Saturday, April 4, 2009

"Don't go! I NEED you!"

[AKA: bunny trail soapbox]

Aw, so romantic. To have the man or woman of your dreams confess that they don't just like you, want you, or love you, they NEED you. You are their sunshine, their only sunshine!

Yeah, it sounds good... but did it ever nag at you?

That whole, "The only thing we need is God!" problem. Also, what about when I start failing to meet that need?

And take God, for example. He loves me, right? But if anyone ever did NOT need me, it would be God. He loves me. He wants me. He pursues me. But He doesn't need me. And in human circles, this idea of being wanted (not "needed") carries with it a feeling that since I'm not kept around due to the fact that I can meet a need... indeed, I can never fully meet anyone's needs... but because I'm liked for who I am, there's less chance of getting abandoned. I'm not going to epic fail and disappoint and crush the other person if I don't measure up. I kinda like it. It's not as romantic, or exciting, or fuzzy, but I kinda like it.

Sometimes it seems like Christianity makes a big deal of deromanticizing life... tearing down the dreams and crushing the flowers and biting the bullets "for the sake of the glory of God and a more Godly future"... but maybe all the things that we view as romantical have sin at the root anyway.

So... needs? We like feeling needed. We like it even though we know it's wrong. You can make an idol (care more about it than you do about loving God) out of being needed. You can make an idol out of serving - again, because it makes you feel needed. Or out of the fuzzy feeling you get when you know you've served "selflessly." Except it wasn't selfless because you were doing it for the feelings you get out of it.

But wait... isn't that what we were told to do? When you tell someone you're depressed and they tell you to go serve in the church, get your mind off of yourself by thinking about someone else's problems, invest in someone else's life and you will reap the rewards of joy... isn't that just asking for it?? Translation: act lovingly and you will learn to actually love. Choose to act lovingly for a while and you will learn to act out of love more naturally and easily. Choose to love as a means to learning how to love better, more selflessly. "Just do it; the feelings and desire to keep doing it will come later." Isn't that how habits are formed?

Indeed. But is that a good habit to form? Really? The reason we make idols out of serving is because... an idol is what it always was. We went into it thinking, "I'll cheer up" or "I'll meet new people" or "I'll satisfy this craving to feel like I'm doing something that's worth something to someone." It's all about ME and what I need. You're "serving," yes, but yourself, most of all.

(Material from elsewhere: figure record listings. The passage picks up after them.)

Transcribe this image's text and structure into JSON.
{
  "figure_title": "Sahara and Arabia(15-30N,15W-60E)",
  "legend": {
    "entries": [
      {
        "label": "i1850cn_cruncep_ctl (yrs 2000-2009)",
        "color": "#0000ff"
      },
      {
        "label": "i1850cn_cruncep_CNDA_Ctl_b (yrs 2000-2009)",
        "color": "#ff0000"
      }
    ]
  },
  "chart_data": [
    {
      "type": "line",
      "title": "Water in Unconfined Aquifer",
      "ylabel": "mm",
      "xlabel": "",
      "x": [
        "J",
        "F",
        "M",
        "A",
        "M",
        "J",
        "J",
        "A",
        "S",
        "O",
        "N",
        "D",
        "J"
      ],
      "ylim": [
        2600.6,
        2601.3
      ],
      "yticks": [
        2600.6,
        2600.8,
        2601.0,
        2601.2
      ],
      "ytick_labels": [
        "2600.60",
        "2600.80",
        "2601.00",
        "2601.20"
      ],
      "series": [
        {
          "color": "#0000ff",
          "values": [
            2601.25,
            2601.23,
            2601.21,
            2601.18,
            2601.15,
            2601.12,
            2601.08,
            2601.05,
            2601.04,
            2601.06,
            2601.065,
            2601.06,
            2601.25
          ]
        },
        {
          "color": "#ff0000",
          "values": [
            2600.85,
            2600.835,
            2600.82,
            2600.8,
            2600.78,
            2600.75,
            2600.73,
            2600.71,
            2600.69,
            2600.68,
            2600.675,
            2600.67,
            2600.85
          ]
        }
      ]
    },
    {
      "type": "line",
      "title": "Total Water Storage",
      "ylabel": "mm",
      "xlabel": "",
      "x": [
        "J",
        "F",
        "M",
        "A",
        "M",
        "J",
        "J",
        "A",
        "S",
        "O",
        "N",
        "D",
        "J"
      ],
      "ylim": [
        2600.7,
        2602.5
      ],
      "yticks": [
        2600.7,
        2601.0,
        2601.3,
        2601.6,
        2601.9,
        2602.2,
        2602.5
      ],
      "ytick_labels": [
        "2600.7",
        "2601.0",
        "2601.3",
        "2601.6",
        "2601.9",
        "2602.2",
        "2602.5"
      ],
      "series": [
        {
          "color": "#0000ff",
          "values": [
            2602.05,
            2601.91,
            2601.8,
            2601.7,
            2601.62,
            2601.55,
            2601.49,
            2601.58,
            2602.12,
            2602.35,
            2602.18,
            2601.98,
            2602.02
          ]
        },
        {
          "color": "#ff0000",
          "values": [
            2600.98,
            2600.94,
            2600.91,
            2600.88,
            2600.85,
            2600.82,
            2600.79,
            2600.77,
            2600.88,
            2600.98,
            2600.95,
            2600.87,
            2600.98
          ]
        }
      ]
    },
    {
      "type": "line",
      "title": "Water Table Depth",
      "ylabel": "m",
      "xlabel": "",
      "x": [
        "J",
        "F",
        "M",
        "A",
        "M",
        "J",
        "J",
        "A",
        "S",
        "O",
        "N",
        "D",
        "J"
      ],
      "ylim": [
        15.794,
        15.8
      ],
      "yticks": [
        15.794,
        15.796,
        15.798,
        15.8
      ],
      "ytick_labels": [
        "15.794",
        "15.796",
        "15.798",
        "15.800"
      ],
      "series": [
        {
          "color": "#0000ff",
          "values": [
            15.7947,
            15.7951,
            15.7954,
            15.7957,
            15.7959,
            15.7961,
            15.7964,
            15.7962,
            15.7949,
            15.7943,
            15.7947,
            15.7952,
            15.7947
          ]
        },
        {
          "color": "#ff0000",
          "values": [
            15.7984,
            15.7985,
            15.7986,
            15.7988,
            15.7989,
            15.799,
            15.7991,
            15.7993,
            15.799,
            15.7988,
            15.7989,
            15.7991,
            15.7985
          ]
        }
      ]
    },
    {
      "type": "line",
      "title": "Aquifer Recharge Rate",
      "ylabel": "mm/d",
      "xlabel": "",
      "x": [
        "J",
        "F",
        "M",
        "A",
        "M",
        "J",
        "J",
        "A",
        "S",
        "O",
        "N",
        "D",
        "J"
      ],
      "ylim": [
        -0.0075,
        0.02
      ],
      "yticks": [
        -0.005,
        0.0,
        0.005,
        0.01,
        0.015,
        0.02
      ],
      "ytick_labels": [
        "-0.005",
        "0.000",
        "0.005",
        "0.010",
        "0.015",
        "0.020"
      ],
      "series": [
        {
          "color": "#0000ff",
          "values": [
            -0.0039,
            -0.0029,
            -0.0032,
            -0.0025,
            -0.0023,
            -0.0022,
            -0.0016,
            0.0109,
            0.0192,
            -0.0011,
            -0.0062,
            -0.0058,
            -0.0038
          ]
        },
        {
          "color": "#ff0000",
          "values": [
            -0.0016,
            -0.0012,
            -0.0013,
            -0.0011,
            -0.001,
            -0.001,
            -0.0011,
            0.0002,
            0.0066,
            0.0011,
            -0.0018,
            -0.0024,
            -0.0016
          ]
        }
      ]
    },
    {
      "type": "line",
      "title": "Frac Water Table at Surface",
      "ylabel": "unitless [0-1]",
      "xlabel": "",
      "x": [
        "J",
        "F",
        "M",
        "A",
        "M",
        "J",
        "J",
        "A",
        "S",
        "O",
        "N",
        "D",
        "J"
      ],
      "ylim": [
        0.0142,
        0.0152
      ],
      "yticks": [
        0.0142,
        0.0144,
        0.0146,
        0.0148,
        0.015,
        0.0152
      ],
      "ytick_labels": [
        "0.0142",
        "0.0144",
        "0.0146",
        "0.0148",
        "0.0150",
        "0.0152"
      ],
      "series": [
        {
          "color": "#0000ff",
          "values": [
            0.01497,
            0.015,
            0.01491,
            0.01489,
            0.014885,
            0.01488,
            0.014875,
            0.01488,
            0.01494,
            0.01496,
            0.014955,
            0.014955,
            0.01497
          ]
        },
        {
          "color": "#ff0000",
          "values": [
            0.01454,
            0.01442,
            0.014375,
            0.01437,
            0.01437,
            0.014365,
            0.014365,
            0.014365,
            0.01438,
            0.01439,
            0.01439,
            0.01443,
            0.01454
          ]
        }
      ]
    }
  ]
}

Is this just me? Am I rambling to a crowd that figured this breakdown of logic ten years ago? This whole, "You are supposed to serve because God told you so, and you're depressed, so go help somebody for your own benefit" concept that has a total disconnect for me because serving out of love for God and serving for my own gain are incompatible... has no one else ever struggled with this? I mean, okay, sure, it might get you into the serving crowd and get you to where you can actually serve because you enjoy doing it... but do you enjoy doing it for the right reasons? Did you just dig yourself a self-serving hole? It's the same problem I have with having an accountability partner - if my reason for choosing not to sin is merely because I don't want to have to tell someone about it later, I might eventually beat the sin in question... but aren't I cultivating fear of man in the meantime?

And at the end of the day, I think back on all the serving that I did and it seems discolored. I might have gotten a lot out of it, and "I couldn't do it without God's strength," but did I really do it for Him?

This should probably have been more than one post, but I have one more thing that kinda ties in: I think I've always thought of the greatest commandment as two separate entities. You love God and you love your neighbor. And I get that you can't love your neighbor without first having a love for God, and I get that if you love God it is only logical that you would love your neighbor, because that's what He does. "Taking care of what He loves, because I love Him." And yeah, the strength to do anything, including and especially love other sinners, can only come from God. Got it. *check* But that logical part... it is what doesn't come naturally. The love for others that comes not as a separate effort apart from loving God but simply because I DO love God. Getting that concept to get from my head to my heart and out my fingers is a long time in coming, at least for me.

tl;dr (BIG time): Maybe it's too much to assume that we're all going to make a smooth transition from "I will choose to serve because it makes me feel good/I want to meet people/I need to feel needed" to "I actually like serving now. So now I will do it as a natural reaction to the fact that I love God!"